The thing that keeps me questioning is the "its using binned parts" dialogue. I'm sure _some_ parts might be discards from the iphone 16, but the volume they had at launch to me suggests that not the story. I've read somewhere that they made/budgeted for 5 million laptops shipped this quarter/half. but if they are made from binned CPUs, that suggests at least 4-7% yeild loss for the original iphone CPU.

Bear in mind thats this 4-7% loss only counts dies that have just one broken CPU unit. There are many other failure modes as well. That just seems very very high.

I've also not really seen any official channels that support this assertion, even apple insider seems sceptical that this is true: https://appleinsider.com/articles/26/04/07/incredible-macboo...

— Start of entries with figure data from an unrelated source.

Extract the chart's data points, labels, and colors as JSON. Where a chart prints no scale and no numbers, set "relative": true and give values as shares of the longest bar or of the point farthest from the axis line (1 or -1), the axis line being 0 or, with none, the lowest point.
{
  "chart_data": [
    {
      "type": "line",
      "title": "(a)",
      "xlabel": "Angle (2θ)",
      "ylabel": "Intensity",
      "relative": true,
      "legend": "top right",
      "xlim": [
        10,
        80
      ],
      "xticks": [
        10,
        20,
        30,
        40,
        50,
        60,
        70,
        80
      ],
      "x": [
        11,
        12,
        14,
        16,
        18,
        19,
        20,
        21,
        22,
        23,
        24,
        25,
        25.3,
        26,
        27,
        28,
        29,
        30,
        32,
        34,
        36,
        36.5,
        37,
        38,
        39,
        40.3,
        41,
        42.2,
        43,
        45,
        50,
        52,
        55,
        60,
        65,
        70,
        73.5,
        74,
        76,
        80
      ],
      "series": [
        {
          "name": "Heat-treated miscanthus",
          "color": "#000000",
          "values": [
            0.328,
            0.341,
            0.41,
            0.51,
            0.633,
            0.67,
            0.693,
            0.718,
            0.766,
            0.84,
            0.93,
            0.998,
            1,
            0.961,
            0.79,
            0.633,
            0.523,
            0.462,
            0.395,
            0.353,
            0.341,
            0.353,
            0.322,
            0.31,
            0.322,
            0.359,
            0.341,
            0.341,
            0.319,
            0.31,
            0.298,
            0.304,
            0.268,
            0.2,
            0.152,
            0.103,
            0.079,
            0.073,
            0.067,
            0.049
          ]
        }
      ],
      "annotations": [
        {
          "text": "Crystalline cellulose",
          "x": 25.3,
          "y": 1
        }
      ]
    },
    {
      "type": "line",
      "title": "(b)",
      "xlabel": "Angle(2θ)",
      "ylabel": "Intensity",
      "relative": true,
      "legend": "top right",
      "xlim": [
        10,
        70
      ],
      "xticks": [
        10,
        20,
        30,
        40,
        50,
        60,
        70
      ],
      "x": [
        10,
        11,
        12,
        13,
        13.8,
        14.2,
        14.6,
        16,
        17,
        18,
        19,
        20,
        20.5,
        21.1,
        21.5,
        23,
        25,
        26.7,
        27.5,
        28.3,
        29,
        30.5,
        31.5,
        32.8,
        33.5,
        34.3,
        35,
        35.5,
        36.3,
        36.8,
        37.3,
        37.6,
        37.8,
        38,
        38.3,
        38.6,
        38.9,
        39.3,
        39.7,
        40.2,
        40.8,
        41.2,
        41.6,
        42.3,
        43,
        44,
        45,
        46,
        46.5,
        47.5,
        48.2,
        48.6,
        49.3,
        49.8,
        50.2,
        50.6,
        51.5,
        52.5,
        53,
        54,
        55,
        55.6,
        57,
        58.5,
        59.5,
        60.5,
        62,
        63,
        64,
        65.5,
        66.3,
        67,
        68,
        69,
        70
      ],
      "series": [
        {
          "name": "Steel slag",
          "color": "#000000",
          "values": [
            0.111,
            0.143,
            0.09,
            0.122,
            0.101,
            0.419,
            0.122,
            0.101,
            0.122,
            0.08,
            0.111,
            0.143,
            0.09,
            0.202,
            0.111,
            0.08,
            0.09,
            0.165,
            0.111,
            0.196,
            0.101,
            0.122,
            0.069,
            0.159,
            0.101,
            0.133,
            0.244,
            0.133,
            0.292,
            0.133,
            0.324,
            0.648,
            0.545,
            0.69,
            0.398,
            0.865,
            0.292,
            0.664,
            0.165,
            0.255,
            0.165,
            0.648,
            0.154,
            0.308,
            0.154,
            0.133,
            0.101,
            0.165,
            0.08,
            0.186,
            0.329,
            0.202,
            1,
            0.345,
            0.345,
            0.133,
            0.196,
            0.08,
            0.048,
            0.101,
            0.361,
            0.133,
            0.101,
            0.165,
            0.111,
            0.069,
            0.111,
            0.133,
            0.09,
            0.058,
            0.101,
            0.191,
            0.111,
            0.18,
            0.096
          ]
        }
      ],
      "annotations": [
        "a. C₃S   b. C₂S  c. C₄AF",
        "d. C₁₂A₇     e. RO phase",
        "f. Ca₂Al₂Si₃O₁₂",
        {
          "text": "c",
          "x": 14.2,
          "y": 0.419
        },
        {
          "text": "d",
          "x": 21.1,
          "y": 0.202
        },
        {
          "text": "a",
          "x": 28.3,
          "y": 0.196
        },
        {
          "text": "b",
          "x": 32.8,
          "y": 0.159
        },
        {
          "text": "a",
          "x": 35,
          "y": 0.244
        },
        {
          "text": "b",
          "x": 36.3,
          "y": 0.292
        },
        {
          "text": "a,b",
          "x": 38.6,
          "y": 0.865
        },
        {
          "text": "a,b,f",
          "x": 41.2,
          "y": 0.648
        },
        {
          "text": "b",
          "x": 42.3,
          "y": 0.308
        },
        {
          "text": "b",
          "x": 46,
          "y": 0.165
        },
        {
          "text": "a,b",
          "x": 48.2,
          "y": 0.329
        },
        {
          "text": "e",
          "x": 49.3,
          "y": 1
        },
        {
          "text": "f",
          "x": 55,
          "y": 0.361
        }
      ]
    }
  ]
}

With my logic hat on, Apple contracts chip manufacturing, so I would have assumed that rejects and failed parts would be recycled at source. I would imagine that apple only pay for parts that pass QC. So I suspect that actually these chips are either leftovers (at best) or specifically manufactured using the old tooling.

> Bear in mind thats this 4-7% loss only counts dies that have just one broken CPU unit. There are many other failure modes as well. That just seems very very high.

Is it? I thought the average for lastest-architecture chips was around 5%.

Sorry I was unclear about what "very high" meant.

From what I can see, one can expect about 80-90% yield per wafer, the bit that that doesn't make sense is that the "binned" narrative implies that of those broken parts of the wafer, 25-50% are usable with just one GPU disabled.

To me that sounds wrong, and far too high.

I would expect 80% of the failures would have only one core not pass QA.

I remember back in the day it wasn't that unusual for intel to sell quad core CPUs and dual core CPUs that exactly the same hardware-wise, but the dual-core ones didn't pass the QA to be sold as a quad-core.

In fact they sold many functional quad-core CPUs as dual-cores with 2 cores disabled and you could unlock the extra cores with some magic if you got lucky and got one that passed the quad-core QA.

I had thoughts along similar lines, but there are other possibilities - it could be the older CPU models are built either on older lines and/or with more mature, higher yield processes, and this offering could in part take demand pressure off of top-of-the-line process M5/M4 parts.

> The thing that keeps me questioning is the "its using binned parts" dialogue.

How is this different from any other computer product?